O projeto do Guia de Fontes Negras se une à proposta Nós por nós: entreviste um negro, criada pela organização não governamental Think Olga. A diferença entre as ações está no fato de que o Nós por nós é um banco voltado exclusivamente para fontes acadêmicas. Além disso, ele é aberto, podendo ser acessado por qualquer pessoa, sem mediação de profissionais. Para se cadastrar nessa iniciativa, basta que o pesquisador envie um e-mail para entrevisteumnegro@gmail.com.
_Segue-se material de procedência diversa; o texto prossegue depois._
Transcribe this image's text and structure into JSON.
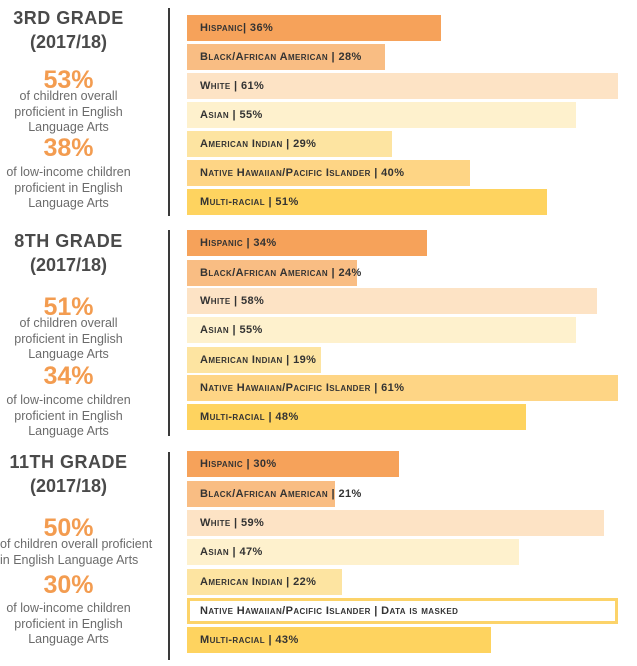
{
  "colors": {
    "Hispanic": "#f6a25a",
    "Black/African American": "#f9bd83",
    "White": "#fde3c5",
    "Asian": "#fef1cd",
    "American Indian": "#fde4a1",
    "Native Hawaiian/Pacific Islander": "#fed585",
    "Multi-racial": "#fed35f"
  },
  "sections": [
    {
      "grade": "3RD GRADE",
      "year": "(2017/18)",
      "overall_pct": "53%",
      "overall_desc": [
        "of children overall",
        "proficient in English",
        "Language Arts"
      ],
      "lowincome_pct": "38%",
      "lowincome_desc": [
        "of low-income children",
        "proficient in English",
        "Language Arts"
      ]
    },
    {
      "grade": "8TH GRADE",
      "year": "(2017/18)",
      "overall_pct": "51%",
      "overall_desc": [
        "of children overall",
        "proficient in English",
        "Language Arts"
      ],
      "lowincome_pct": "34%",
      "lowincome_desc": [
        "of low-income children",
        "proficient in English",
        "Language Arts"
      ]
    },
    {
      "grade": "11TH GRADE",
      "year": "(2017/18)",
      "overall_pct": "50%",
      "overall_desc": [
        "of children overall proficient",
        "in English Language Arts"
      ],
      "lowincome_pct": "30%",
      "lowincome_desc": [
        "of low-income children",
        "proficient in English",
        "Language Arts"
      ]
    }
  ],
  "chart_data": [
    {
      "type": "bar",
      "title": "3RD GRADE (2017/18)",
      "xlim": [
        0,
        61
      ],
      "categories": [
        "Hispanic",
        "Black/African American",
        "White",
        "Asian",
        "American Indian",
        "Native Hawaiian/Pacific Islander",
        "Multi-racial"
      ],
      "values": [
        36,
        28,
        61,
        55,
        29,
        40,
        51
      ],
      "labels": [
        "Hispanic| 36%",
        "Black/African American | 28%",
        "White | 61%",
        "Asian | 55%",
        "American Indian | 29%",
        "Native Hawaiian/Pacific Islander | 40%",
        "Multi-racial | 51%"
      ]
    },
    {
      "type": "bar",
      "title": "8TH GRADE (2017/18)",
      "xlim": [
        0,
        61
      ],
      "categories": [
        "Hispanic",
        "Black/African American",
        "White",
        "Asian",
        "American Indian",
        "Native Hawaiian/Pacific Islander",
        "Multi-racial"
      ],
      "values": [
        34,
        24,
        58,
        55,
        19,
        61,
        48
      ],
      "labels": [
        "Hispanic | 34%",
        "Black/African American | 24%",
        "White | 58%",
        "Asian | 55%",
        "American Indian | 19%",
        "Native Hawaiian/Pacific Islander | 61%",
        "Multi-racial | 48%"
      ]
    },
    {
      "type": "bar",
      "title": "11TH GRADE (2017/18)",
      "xlim": [
        0,
        61
      ],
      "categories": [
        "Hispanic",
        "Black/African American",
        "White",
        "Asian",
        "American Indian",
        "Native Hawaiian/Pacific Islander",
        "Multi-racial"
      ],
      "values": [
        30,
        21,
        59,
        47,
        22,
        null,
        43
      ],
      "labels": [
        "Hispanic | 30%",
        "Black/African American | 21%",
        "White | 59%",
        "Asian | 47%",
        "American Indian | 22%",
        "Native Hawaiian/Pacific Islander | Data is masked",
        "Multi-racial | 43%"
      ]
    }
  ]
}
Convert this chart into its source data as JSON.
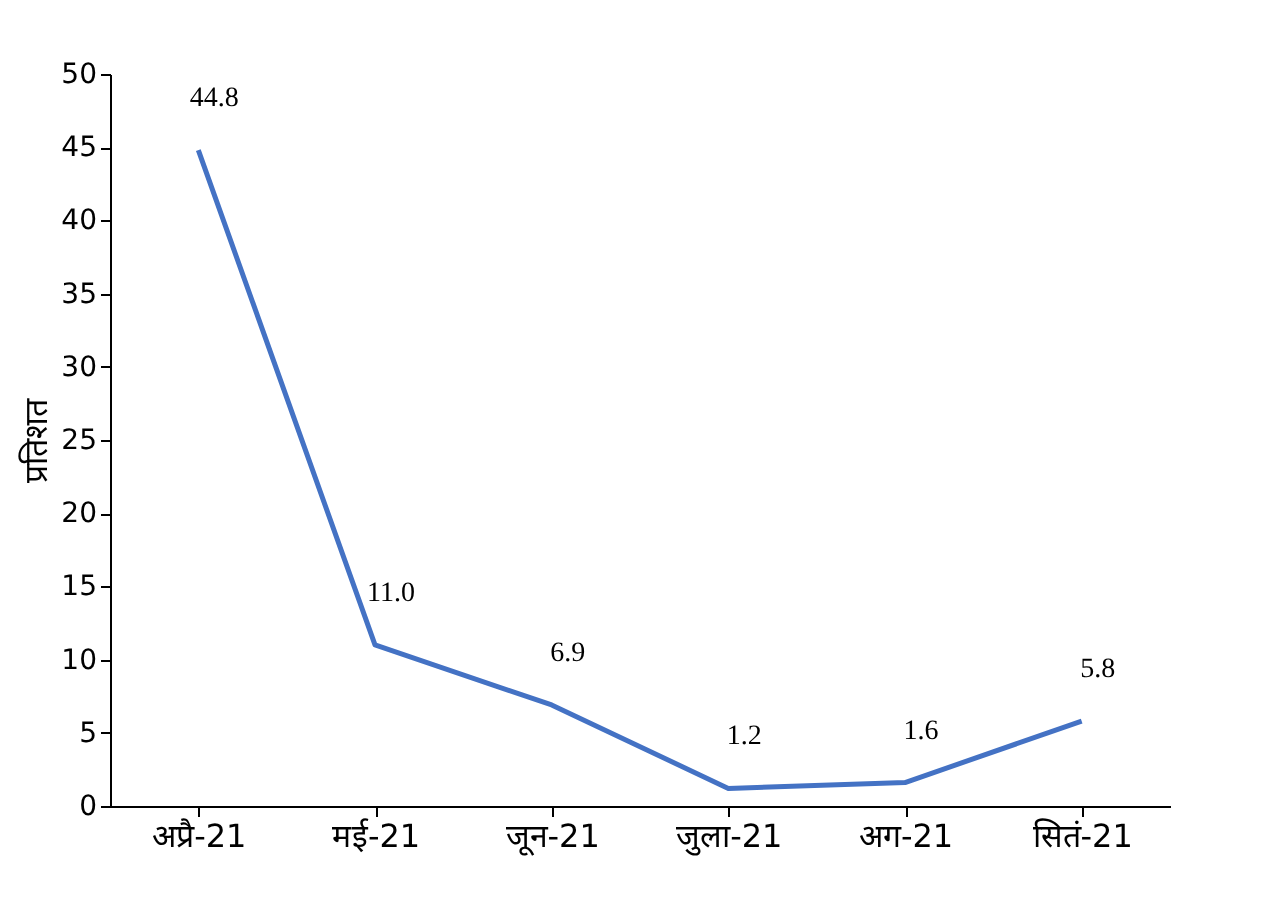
{
  "chart_data": {
    "type": "line",
    "ylabel": "प्रतिशत",
    "categories": [
      "अप्रै-21",
      "मई-21",
      "जून-21",
      "जुला-21",
      "अग-21",
      "सितं-21"
    ],
    "series": [
      {
        "color": "#4472c4",
        "values": [
          44.8,
          11.0,
          6.9,
          1.2,
          1.6,
          5.8
        ],
        "value_labels": [
          "44.8",
          "11.0",
          "6.9",
          "1.2",
          "1.6",
          "5.8"
        ]
      }
    ],
    "ylim": [
      0,
      50
    ],
    "yticks": [
      0,
      5,
      10,
      15,
      20,
      25,
      30,
      35,
      40,
      45,
      50
    ],
    "grid": false,
    "legend": false,
    "marker": "none",
    "line_style": "solid"
  }
}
O banco de dados está disponível em https://url.gratis/55wdt.
Democratização
O pró-reitor de Assuntos Estudantis e Cidadania da Ufes, Gustavo Forde, lembra que profissionais e pesquisadores negros estão inseridos em diversas áreas de conhecimento. “Democratizar a cor dos sujeitos entrevistados pelo Jornalismo e construir um catálogo de fontes que representa a diversidade étnico-racial brasileira é tarefa fundamental para uma nação que se pretende democrática”, afirma ele.
Forde, que é pesquisador em educação das relações étnico-raciais, é um dos responsáveis pela iniciativa Unidade Negra Capixaba de Combate à COVID-19. O projeto reúne militantes, profissionais, pesquisadores e especialistas das áreas de Saúde, Educação, Psicologia, História, Ciências Sociais e Ciências Exatas, todos negros ou envolvidos na causa antirracista, para enfrentamento dos impactos do novo coronavírus na população negra do Espírito Santo.
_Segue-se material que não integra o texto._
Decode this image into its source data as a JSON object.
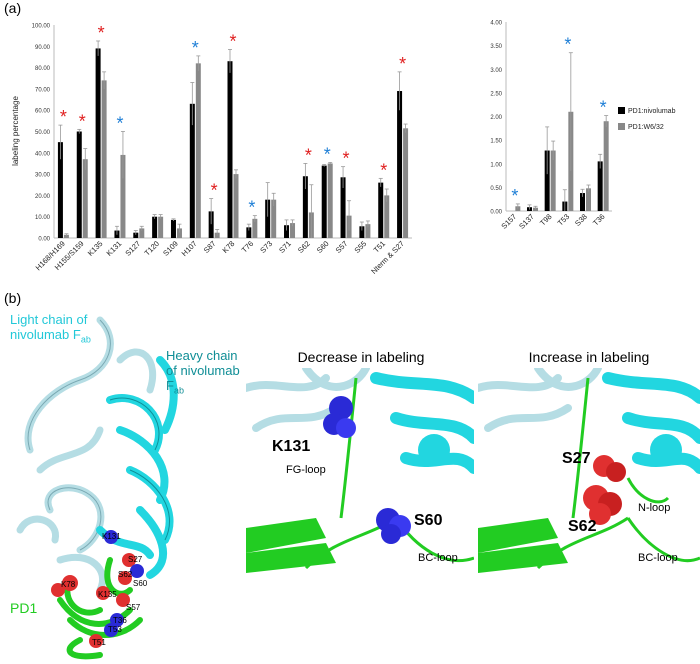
{
  "panel_a": {
    "label": "(a)"
  },
  "panel_b": {
    "label": "(b)",
    "light_chain_label": "Light chain of nivolumab F",
    "light_chain_sub": "ab",
    "heavy_chain_label": "Heavy chain of nivolumab F",
    "heavy_chain_sub": "ab",
    "pd1_label": "PD1",
    "decrease": {
      "title": "Decrease in labeling",
      "res1": "K131",
      "res2": "S60",
      "loop1": "FG-loop",
      "loop2": "BC-loop"
    },
    "increase": {
      "title": "Increase in labeling",
      "res1": "S27",
      "res2": "S62",
      "loop1": "N-loop",
      "loop2": "BC-loop"
    },
    "overview_residues": [
      "S27",
      "K131",
      "S62",
      "S60",
      "K78",
      "K135",
      "S57",
      "T53",
      "T51",
      "T36"
    ]
  },
  "colors": {
    "nivolumab": "#000000",
    "w632": "#888888",
    "decrease_star": "#1f7fd6",
    "increase_star": "#e02020",
    "pd1": "#22cc22",
    "heavy": "#22d6e0",
    "light": "#b5dde4",
    "dec_sphere": "#2a2ad6",
    "inc_sphere": "#e03030"
  },
  "chart_data": [
    {
      "type": "bar",
      "ylabel": "labeling percentage",
      "ylim": [
        0,
        100
      ],
      "yticks": [
        "0.00",
        "10.00",
        "20.00",
        "30.00",
        "40.00",
        "50.00",
        "60.00",
        "70.00",
        "80.00",
        "90.00",
        "100.00"
      ],
      "categories": [
        "H168/H169",
        "H155/S159",
        "K135",
        "K131",
        "S127",
        "T120",
        "S109",
        "H107",
        "S87",
        "K78",
        "T76",
        "S73",
        "S71",
        "S62",
        "S60",
        "S57",
        "S55",
        "T51",
        "Nterm & S27"
      ],
      "series": [
        {
          "name": "PD1:nivolumab",
          "values": [
            45,
            50,
            89,
            3.5,
            2.5,
            10,
            8.5,
            63,
            12.5,
            83,
            5,
            18,
            6,
            29,
            34,
            28.5,
            5.5,
            26,
            69
          ],
          "errors": [
            8,
            1,
            3.5,
            2,
            1,
            1,
            0.5,
            10,
            6,
            5.5,
            1.5,
            8,
            2.5,
            6,
            0.5,
            5,
            2,
            2,
            9
          ]
        },
        {
          "name": "PD1:W6/32",
          "values": [
            1.5,
            37,
            74,
            39,
            4.5,
            10,
            4.5,
            82,
            2.5,
            30,
            9,
            18,
            7,
            12,
            35,
            10.5,
            6.5,
            20,
            51.5
          ],
          "errors": [
            0.5,
            5,
            4,
            11,
            1,
            1,
            2,
            3.5,
            1.5,
            2,
            1.5,
            3,
            1.5,
            13,
            0.5,
            7,
            1.5,
            3,
            2
          ]
        }
      ],
      "stars": [
        "increase",
        "increase",
        "increase",
        "decrease",
        null,
        null,
        null,
        "decrease",
        "increase",
        "increase",
        "decrease",
        null,
        null,
        "increase",
        "decrease",
        "increase",
        null,
        "increase",
        "increase"
      ]
    },
    {
      "type": "bar",
      "ylim": [
        0,
        4
      ],
      "yticks": [
        "0.00",
        "0.50",
        "1.00",
        "1.50",
        "2.00",
        "2.50",
        "3.00",
        "3.50",
        "4.00"
      ],
      "categories": [
        "S157",
        "S137",
        "T98",
        "T53",
        "S38",
        "T36"
      ],
      "series": [
        {
          "name": "PD1:nivolumab",
          "values": [
            0,
            0.08,
            1.28,
            0.2,
            0.38,
            1.05
          ],
          "errors": [
            0,
            0.05,
            0.5,
            0.25,
            0.08,
            0.15
          ]
        },
        {
          "name": "PD1:W6/32",
          "values": [
            0.1,
            0.07,
            1.28,
            2.1,
            0.48,
            1.9
          ],
          "errors": [
            0.05,
            0.03,
            0.2,
            1.25,
            0.07,
            0.12
          ]
        }
      ],
      "stars": [
        "decrease",
        null,
        null,
        "decrease",
        null,
        "decrease"
      ],
      "legend": [
        "PD1:nivolumab",
        "PD1:W6/32"
      ]
    }
  ]
}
Para a coordenadora do Núcleo de Estudos Afro-Brasileiros (Neab) da Ufes, Jacyara Paiva, a questão do racismo estrutural “não nos permite fugir de uma pauta racial”. De acordo com ela, “ao aproximar mulheres e homens negros, o Guia investe na representatividade negra, sendo uma forma de avançar nessa invisibilidade histórica dos negros, que raramente são consultados pelos meios de comunicação quando o assunto não é racismo”.
“Convido os pesquisadores negros da Ufes e de outros espaços de pesquisa a se cadastrarem no Guia de Fontes Negras para que possam ser fontes nacionais. Mostrem seus trabalhos, se desvelem como fontes especializadas nos mais diversos temas, porque pesquisador negro fala sim de racismo, mas não fala só de racismo. A participação da Ufes nesta ação é essencial para que possamos caminhar juntos na luta antirracista. Precisamos estar presentes em todos os espaços de discussões”, conclui a coordenadora.